A story published in Tourism Update on May 9 noted a statement made by Kenya’s Tourism Cabinet Secretary, Najib Balala at a gathering in Naivasha, where he said that Lake Nakuru National Park had “lost its lustre” and was “dead”, which would adversely affect tourism.

This was reported across a number of publications, including Kenya’s Daily Nation, Kenya’s The Star, and AllAfrica.com, from which TU drew the information and published an article with a headline that we acknowledge was misleading, and for which we sincerely apologise.

TU subsequently contacted local tourism stakeholders, including Mohammed Hersi, Chairman of the Kenya Tourism Federation – the umbrella body for Kenya’s tourism private sector association. Hersi said: “The statement about the state of Lake Nakuru was made by our CS [Cabinet-Secretary of] Tourism, Najib Balala, and unfortunately he was quoted out of context.

“While Lake Nakuru is facing several challenges like any other park, it is far from being declared a dead park. Our minister was trying to communicate the gravity of the matter, and at no time did he say that Lake Nakuru is as good as dead. If Lake Nakuru was indeed dead, it would not be home to over 4 000 buffaloes, rhinos, giraffes, tree-climbing lions, and rich birdlife.”

Sense of Africa East Africa, a tour operator operating in a number of African countries including Kenya, says it is continuing to sell the Lake Nakuru region, and is taking visitors to the park. “Visitors to Lake Nakuru National Park can enjoy the wide ecological diversity and varied habitats within the escarpment and picturesque ridges. The park is recognised as a birdwatcher’s paradise and is ideal for game drives, hiking, picnics and birdwatching,” said Michael Njogu, Managing Director of Sense of Africa East Africa.

Hersi added that the further positive side to the story was that the Tourism Minister had “taken it upon himself to get a special team of scientists and conservationists [together] to address all the issues that are facing Lake Nakuru”. “He is committed and focused to doing what must be done to mitigate any risk that may negatively affect the park. The other good news is that his initiative is time bound, and within 100 days a clear action plan will be put in place.”

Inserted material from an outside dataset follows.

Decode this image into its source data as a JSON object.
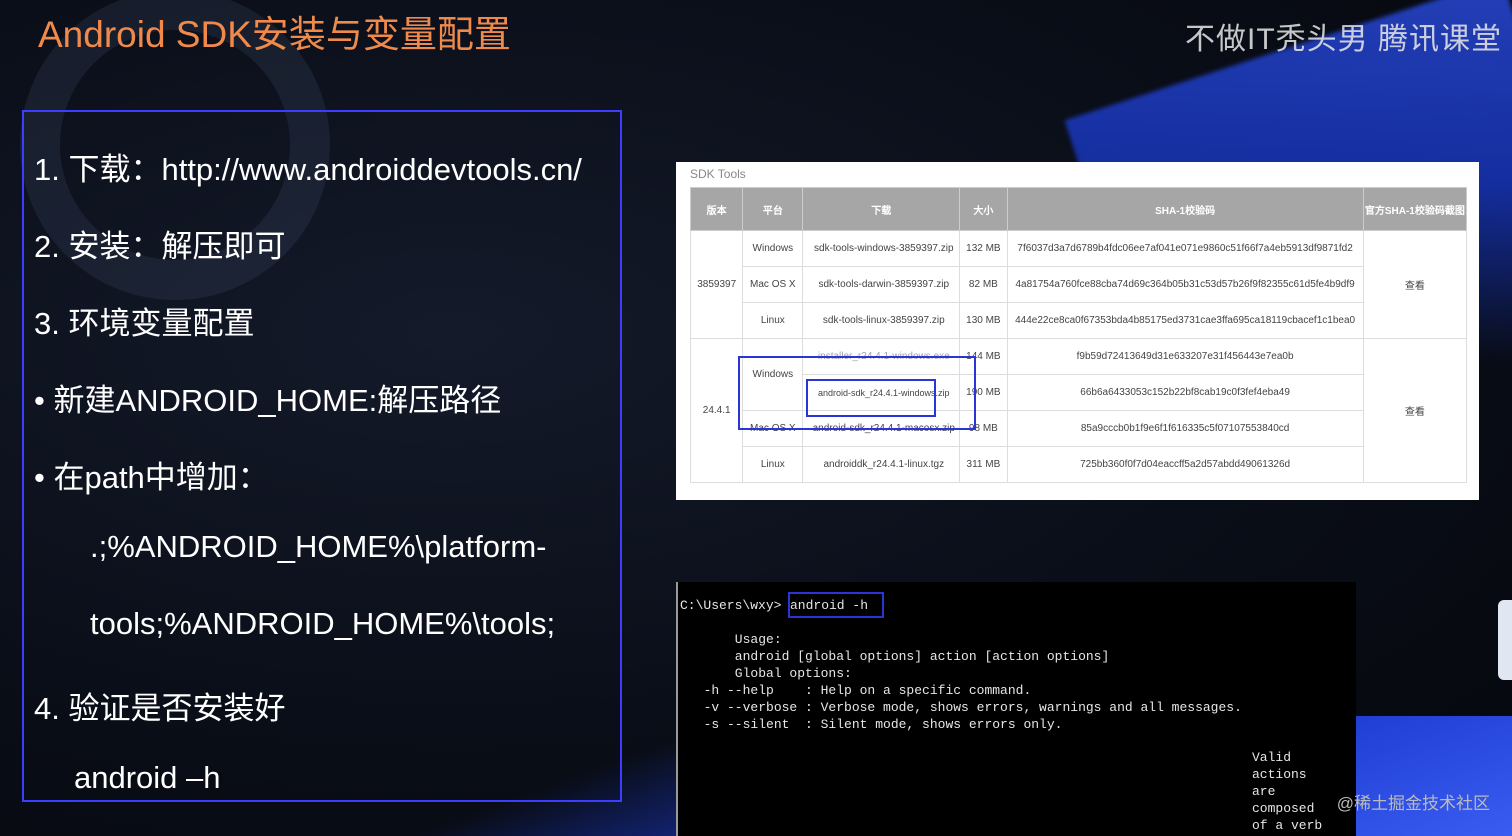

Hersi, who is also the Group Director of Operations for Pollman Safaris, concluded: “Pollmans, as a leading inbound tour operator, has not seen any concerns from our international agents, let alone cancellations due to that statement. If anything, we are looking at one of the busiest seasons in Kenya’s tourism [calendar], come the peak period of June to October, and Lake Nakuru is right at the heart of the action – more so for the thousands heading to world-famous Masai Mara.”